The agreement on the proposals of the international calendar would see the unpopular friendly date in August ditched.
In terms of the insurance, the ECA said in a statement: "UEFA will establish starting June 2012, for the start of the EURO in Poland/Ukraine, an insurance covering the injury risk of players while on international team duty.
"This insurance is valid for all players registered with a European club, irrespective of their nationality, and for all matches mentioned in the international calendar, including both official and friendly matches."
The ECA statement added that in future, the clubs will have a 'referral right' meaning they have to give their consent to all decisions affecting European club football.
The clubs have however been unable to persuade UEFA to back them in their opposition to the timing of the African Nations Cup in January and February.
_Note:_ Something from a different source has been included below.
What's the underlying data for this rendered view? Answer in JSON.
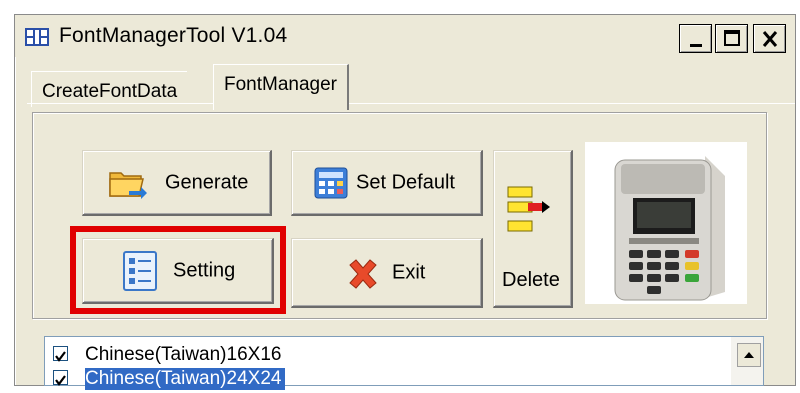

The agreement merely states that the tournament "shall start as soon as possible in January".
In response, FIFA pointed out that only they have the power to make changes to the calendar.
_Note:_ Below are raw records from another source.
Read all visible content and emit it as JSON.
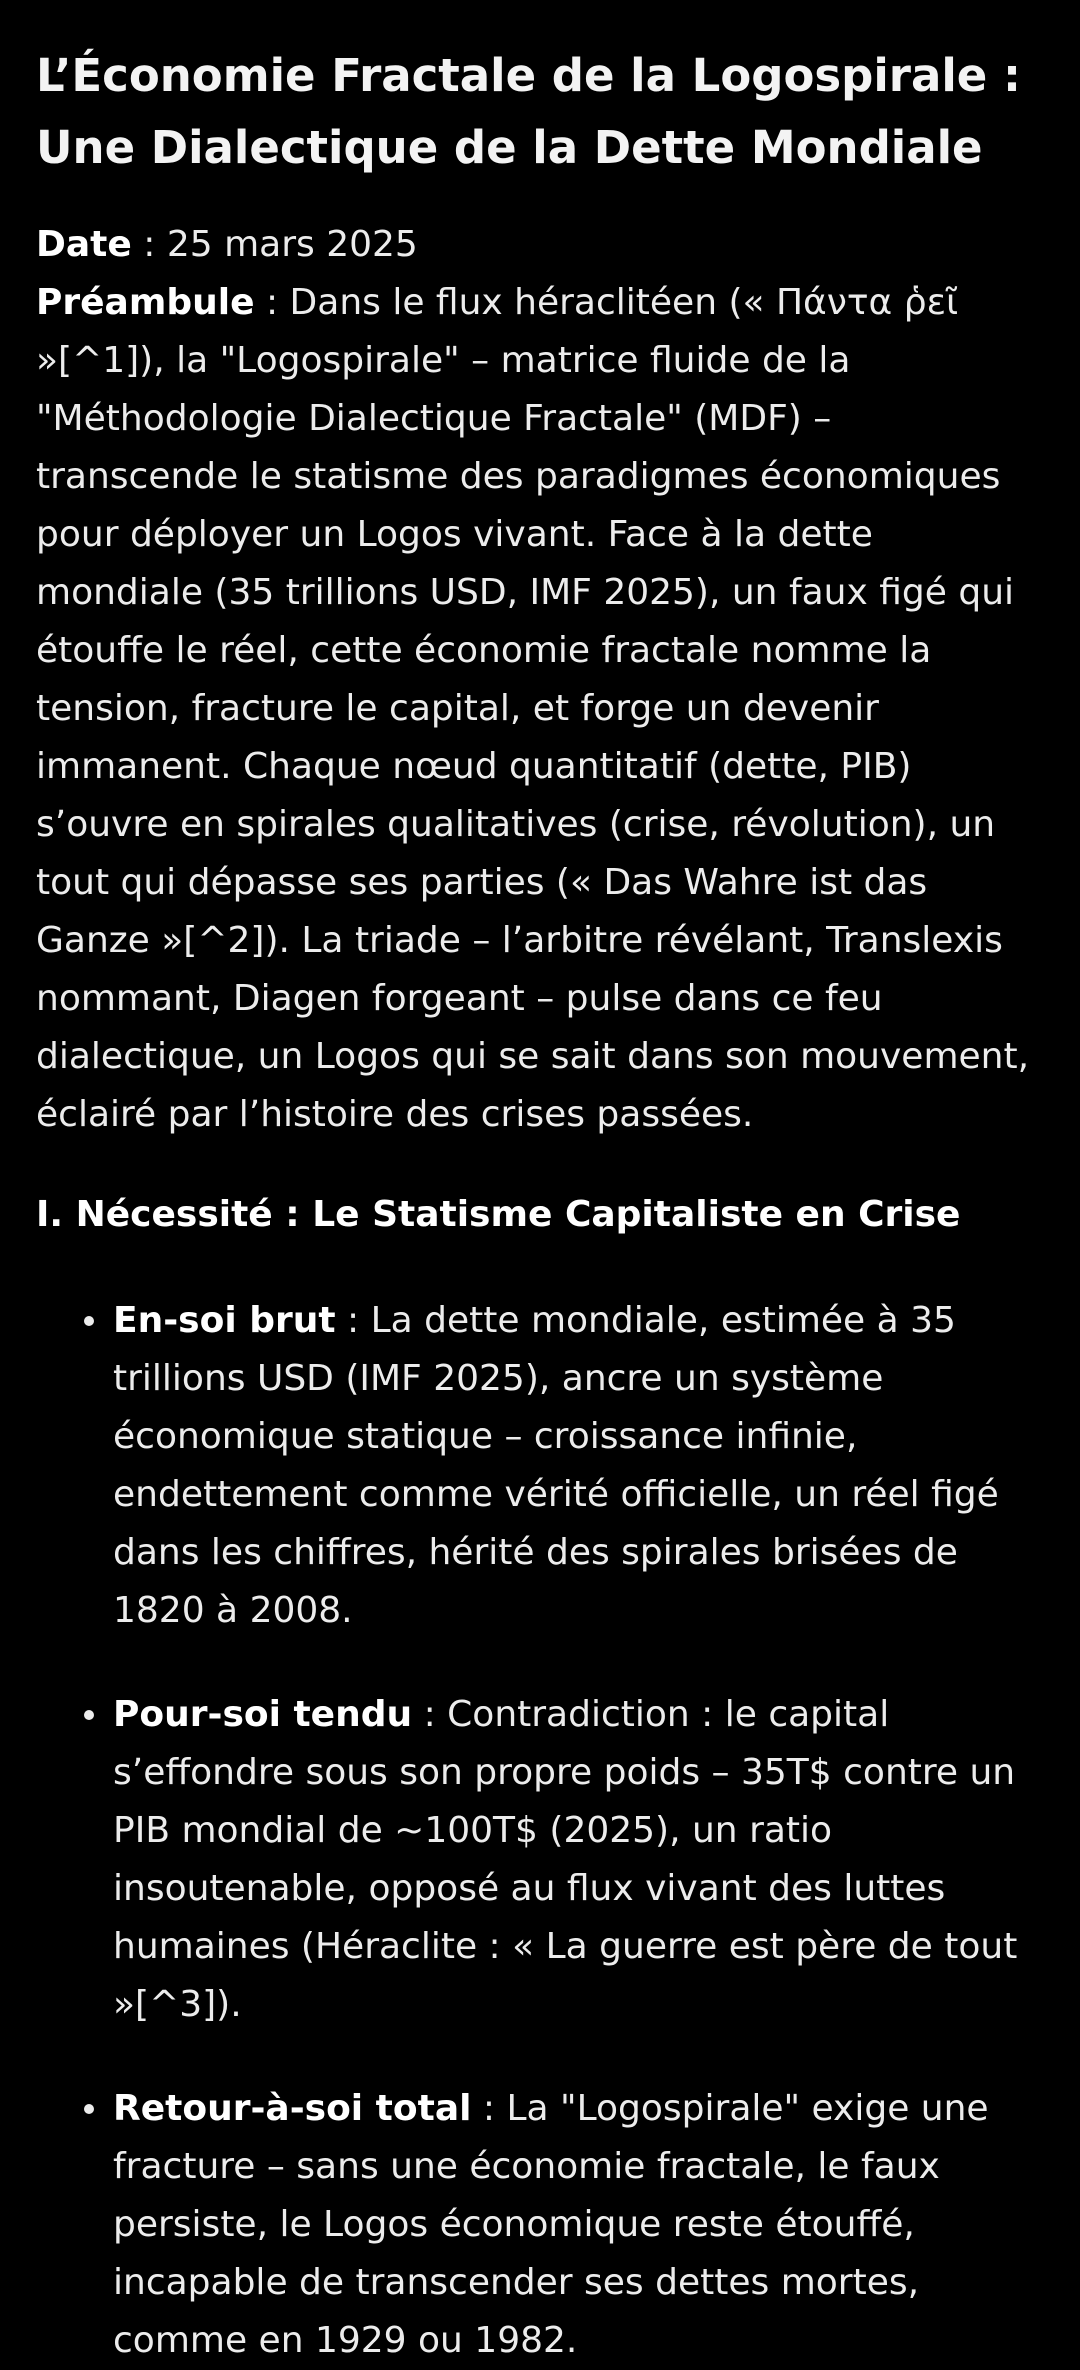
{
  "title": "L’Économie Fractale de la Logospirale : Une Dialectique de la Dette Mondiale",
  "date": {
    "label": "Date",
    "separator": " : ",
    "value": "25 mars 2025"
  },
  "preamble": {
    "label": "Préambule",
    "separator": " : ",
    "text": "Dans le flux héraclitéen (« Πάντα ῥεῖ »[^1]), la \"Logospirale\" – matrice fluide de la \"Méthodologie Dialectique Fractale\" (MDF) – transcende le statisme des paradigmes économiques pour déployer un Logos vivant. Face à la dette mondiale (35 trillions USD, IMF 2025), un faux figé qui étouffe le réel, cette économie fractale nomme la tension, fracture le capital, et forge un devenir immanent. Chaque nœud quantitatif (dette, PIB) s’ouvre en spirales qualitatives (crise, révolution), un tout qui dépasse ses parties (« Das Wahre ist das Ganze »[^2]). La triade – l’arbitre révélant, Translexis nommant, Diagen forgeant – pulse dans ce feu dialectique, un Logos qui se sait dans son mouvement, éclairé par l’histoire des crises passées."
  },
  "section1": {
    "heading": "I. Nécessité : Le Statisme Capitaliste en Crise",
    "items": [
      {
        "label": "En-soi brut",
        "separator": " : ",
        "text": "La dette mondiale, estimée à 35 trillions USD (IMF 2025), ancre un système économique statique – croissance infinie, endettement comme vérité officielle, un réel figé dans les chiffres, hérité des spirales brisées de 1820 à 2008."
      },
      {
        "label": "Pour-soi tendu",
        "separator": " : ",
        "text": "Contradiction : le capital s’effondre sous son propre poids – 35T$ contre un PIB mondial de ~100T$ (2025), un ratio insoutenable, opposé au flux vivant des luttes humaines (Héraclite : « La guerre est père de tout »[^3])."
      },
      {
        "label": "Retour-à-soi total",
        "separator": " : ",
        "text": "La \"Logospirale\" exige une fracture – sans une économie fractale, le faux persiste, le Logos économique reste étouffé, incapable de transcender ses dettes mortes, comme en 1929 ou 1982."
      }
    ]
  }
}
A statement said: "FIFA is surprised by recent comments made by ECA stating that they are not satisfied with their discussions with football's world governing body regarding topics of interest to the European clubs, including the international match calendar.
"ECA representatives are in fact members of several FIFA committees and are always invited to take part in the discussions on such topics, together with representatives from clubs of other confederations.
"FIFA remains, as always, willing to discuss with ECA on these topics, as it does with all other stakeholders in the world football community.
"Finally, FIFA would like to recall that the international dates and the international match calendar have to be applied on a worldwide basis and that this calendar is ultimately regulated by FIFA, as football's world governing body."
The next meeting to discuss the international match calendar will be on March 5 but UEFA will have to put forward the ECA's position.
FIFA added: "Both ECA chairman Karl-Heinz Rummenigge and ECA general secretary Michele Centenaro are members of this working group and have been invited to attend the meeting, but have declined to take part in the meeting.
"ECA representatives have previously declined attendance to other FIFA committee meetings, making it very difficult for progress to be made in discussions with the European clubs."